Pour croire que le Christ est ressuscité, il faut comprendre le dessein de Dieu. Pour comprendre le dessein de Dieu, il faut comprendre les Ecritures. Et Jésus ressuscité, pendant deux heures de temps, explique les Ecritures à ses disciples Cléophas et son compagnon.
Déjà, de son vivant sur terre, par 3 fois au moins, le Seigneur avait annoncé et expliqué les Ecritures à ses disciples. Selon les Ecritures, il devrait être livré aux mains des hommes, souffrir beaucoup, être tué et le 3e jour ressusciter. Les 12 avaient alors compris ce qu’ils avaient pu.
Une autre fois, le Seigneur avait donné une parabole qui mettait en scène le pauvre Lazare et un mauvais riche. Tout le monde connaît. Finalement dans la parabole, le Seigneur montrait le riche au fond de l’enfer dans les tourments et Lazare dans le sein d’Abraham. A un moment, l’ex riche lève les yeux et aperçoit Abraham. Il crie vers lui au secours. Abraham ne peut rien pour lui. Alors le riche lui dit : « Au moins, envoie quelqu’un trouver mes frères ; qu’il leur dise de se convertir pour qu’il ne leur arrive pas comme à moi ». Réponse d’Abraham : « Ils ont les Ecritures, qu’ils les écoutent ; s’ils ne croient pas aux Ecritures, même si un mort ressuscitait et allait les trouver, ils ne se convertiraient pas ».
L’enseignement du Seigneur est clair : c’est l’Ecriture qui nous permet de croire dans la résurrection du Xt, qu’on l’a vu, touché, entendu, qu’on ne rêve pas, qu’on n’est pas fou.
C’est l’Ecriture qui nous permet de comprendre que c’est le dessein de Dieu qui se réalise. Dessein réparateur d’une création déchue : la Création, la faute, la chute.
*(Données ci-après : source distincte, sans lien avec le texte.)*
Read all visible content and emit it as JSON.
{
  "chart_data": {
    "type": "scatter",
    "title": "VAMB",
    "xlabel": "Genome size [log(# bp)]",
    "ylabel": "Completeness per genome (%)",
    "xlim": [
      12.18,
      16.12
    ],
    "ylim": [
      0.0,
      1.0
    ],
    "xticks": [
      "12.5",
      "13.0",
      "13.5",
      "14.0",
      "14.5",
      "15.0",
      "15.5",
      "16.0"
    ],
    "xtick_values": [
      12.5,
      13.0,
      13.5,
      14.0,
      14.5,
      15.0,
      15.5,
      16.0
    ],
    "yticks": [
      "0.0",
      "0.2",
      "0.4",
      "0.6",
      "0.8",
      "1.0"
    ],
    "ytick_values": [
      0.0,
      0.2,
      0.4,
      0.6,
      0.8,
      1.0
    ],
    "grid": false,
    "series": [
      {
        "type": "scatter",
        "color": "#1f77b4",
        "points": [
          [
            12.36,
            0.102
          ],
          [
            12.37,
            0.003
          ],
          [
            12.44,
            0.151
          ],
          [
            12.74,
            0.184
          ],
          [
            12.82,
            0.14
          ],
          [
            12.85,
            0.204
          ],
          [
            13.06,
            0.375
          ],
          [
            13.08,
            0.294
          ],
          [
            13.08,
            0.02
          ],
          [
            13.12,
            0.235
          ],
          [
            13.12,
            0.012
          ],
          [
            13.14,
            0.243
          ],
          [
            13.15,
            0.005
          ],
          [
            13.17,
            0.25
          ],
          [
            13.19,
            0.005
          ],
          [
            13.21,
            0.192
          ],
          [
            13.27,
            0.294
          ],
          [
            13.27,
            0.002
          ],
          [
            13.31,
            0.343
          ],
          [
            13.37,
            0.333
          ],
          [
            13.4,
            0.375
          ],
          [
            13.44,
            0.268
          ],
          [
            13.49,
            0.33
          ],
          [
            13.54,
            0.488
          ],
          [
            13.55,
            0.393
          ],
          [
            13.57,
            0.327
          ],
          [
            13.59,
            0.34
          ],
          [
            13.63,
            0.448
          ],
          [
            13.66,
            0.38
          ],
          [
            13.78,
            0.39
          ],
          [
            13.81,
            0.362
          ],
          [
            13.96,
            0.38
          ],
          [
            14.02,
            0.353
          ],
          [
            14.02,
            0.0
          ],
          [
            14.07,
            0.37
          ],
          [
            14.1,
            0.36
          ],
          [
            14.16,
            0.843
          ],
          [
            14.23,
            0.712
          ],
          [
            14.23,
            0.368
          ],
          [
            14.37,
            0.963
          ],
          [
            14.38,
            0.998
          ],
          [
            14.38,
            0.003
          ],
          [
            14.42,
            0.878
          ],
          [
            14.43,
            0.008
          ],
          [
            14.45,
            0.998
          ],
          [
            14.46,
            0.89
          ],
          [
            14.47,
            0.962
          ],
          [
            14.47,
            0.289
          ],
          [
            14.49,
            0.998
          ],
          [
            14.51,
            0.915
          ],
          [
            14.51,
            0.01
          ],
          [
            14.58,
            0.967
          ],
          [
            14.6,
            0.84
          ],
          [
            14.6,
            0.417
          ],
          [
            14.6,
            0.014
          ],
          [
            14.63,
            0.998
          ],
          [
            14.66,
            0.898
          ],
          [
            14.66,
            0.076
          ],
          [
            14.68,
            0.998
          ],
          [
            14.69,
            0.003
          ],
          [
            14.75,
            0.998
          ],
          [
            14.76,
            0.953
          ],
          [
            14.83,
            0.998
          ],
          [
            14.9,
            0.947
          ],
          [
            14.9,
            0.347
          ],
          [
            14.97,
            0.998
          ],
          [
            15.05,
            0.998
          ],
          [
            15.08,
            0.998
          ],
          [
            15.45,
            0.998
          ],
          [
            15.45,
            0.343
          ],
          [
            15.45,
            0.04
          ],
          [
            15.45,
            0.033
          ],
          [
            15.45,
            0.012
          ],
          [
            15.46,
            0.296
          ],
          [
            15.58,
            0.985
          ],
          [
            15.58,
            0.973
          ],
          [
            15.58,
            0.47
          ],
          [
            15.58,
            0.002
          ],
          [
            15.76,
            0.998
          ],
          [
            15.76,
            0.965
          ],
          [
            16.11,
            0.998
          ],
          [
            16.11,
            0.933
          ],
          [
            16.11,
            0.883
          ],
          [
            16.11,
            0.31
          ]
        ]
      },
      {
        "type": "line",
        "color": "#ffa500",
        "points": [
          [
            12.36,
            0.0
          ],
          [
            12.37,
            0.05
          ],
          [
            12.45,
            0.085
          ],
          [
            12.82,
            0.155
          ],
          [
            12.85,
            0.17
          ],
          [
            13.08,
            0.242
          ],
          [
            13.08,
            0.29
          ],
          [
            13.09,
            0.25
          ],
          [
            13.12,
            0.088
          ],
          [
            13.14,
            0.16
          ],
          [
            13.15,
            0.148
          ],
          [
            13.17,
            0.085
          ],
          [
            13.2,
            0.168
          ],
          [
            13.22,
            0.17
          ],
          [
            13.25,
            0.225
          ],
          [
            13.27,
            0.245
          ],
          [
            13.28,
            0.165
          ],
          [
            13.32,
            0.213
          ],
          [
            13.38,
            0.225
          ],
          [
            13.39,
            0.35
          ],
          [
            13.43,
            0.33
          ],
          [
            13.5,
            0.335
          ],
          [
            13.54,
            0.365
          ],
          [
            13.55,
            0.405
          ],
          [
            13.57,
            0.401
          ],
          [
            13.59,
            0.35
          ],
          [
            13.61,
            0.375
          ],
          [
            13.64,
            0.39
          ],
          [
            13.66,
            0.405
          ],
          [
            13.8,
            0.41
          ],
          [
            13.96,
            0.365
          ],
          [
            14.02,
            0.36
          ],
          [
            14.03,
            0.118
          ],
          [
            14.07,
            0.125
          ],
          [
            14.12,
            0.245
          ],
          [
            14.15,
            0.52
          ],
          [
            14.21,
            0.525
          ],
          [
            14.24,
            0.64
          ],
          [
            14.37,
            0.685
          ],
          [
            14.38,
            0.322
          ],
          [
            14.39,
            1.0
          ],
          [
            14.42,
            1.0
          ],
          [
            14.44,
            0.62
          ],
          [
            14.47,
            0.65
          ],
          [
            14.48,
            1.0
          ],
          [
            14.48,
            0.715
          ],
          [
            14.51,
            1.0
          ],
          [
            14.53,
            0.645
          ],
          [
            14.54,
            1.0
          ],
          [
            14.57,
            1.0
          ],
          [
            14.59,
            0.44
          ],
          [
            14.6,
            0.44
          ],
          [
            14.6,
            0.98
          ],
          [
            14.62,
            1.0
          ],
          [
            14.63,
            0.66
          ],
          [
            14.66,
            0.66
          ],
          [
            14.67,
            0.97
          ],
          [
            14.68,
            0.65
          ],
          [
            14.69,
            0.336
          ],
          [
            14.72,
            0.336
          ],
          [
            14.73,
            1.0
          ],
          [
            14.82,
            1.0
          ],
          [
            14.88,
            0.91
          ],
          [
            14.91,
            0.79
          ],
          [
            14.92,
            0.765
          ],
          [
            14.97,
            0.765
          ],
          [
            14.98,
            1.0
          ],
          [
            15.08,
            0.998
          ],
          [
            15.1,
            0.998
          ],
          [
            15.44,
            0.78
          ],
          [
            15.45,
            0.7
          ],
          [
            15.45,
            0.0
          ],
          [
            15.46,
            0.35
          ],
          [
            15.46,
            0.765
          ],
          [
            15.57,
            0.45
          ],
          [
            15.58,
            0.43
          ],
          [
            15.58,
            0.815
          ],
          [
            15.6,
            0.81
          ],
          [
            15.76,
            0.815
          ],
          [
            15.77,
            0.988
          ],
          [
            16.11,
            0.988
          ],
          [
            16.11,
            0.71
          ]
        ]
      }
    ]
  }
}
Puis la promesse à Abraham, promesse renouvelée de patriarche en patriarche ; puis tout un peuple créé de rien à partir de cette promesse et qui s’accroît de siècle en siècle. Pendant ce temps, Dieu reste fidèle à ses promesses : Moïse puis les prophètes de siècle en siècle raniment la flamme vacillante souvent de la foi en ces promesses et de cette espérance. Dans cette longue suite d’événements heureux ou catastrophiques de ce peuple si spécial au milieu des autres peuples : Cananéens, Syriens, Babyloniens, Egyptiens, Perses, Grecs, Romains… Dieu maintient et renouvelle les promesses : les prophètes, les Ecritures saintes sont là.
Dans ce long déroulement du temps, donc, la vie, la mort et la résurrection du prophète Jésus représentent un moment plus que décisif. La résurrection est les arrhes, comme dit saint Paul – le gage, comme on dit entre vendeurs et acheteurs – de la réalisation de ce que Dieu a promis : la VIE, la vraie, celle qui ne connaîtra pas de maladies, de vieillissement ni de mort, le bonheur, la Création qui aboutit finalement au terme que Dieu avait voulu pour elle : l’homme fait participant de la nature divine, comme dit saint Pierre.
En disant cela, nous sommes dépassés par ce que nous disons, nous sommes loin d’entrevoir même ce que cela veut dire : « Ce que l’œil n’a pas vu, ce que l’oreille n’a pas entendu, ce que le cœur de l’homme n’a même pas pu imaginer : voilà ce que Dieu a préparé pour ceux qui l’aiment… » (1 Cor. 1)
Mais même si nous ne pouvons imaginer ce que sera la réalisation de la promesse de Dieu, nous savons que la résurrection d’un seul sera un jour, la résurrection pour tous :
par un seul, la mort est entrée dans le monde ; par un seul, tous sont morts;
par un seul, la vie a surgi dans le monde ; par un seul, le Christ, tous revivront.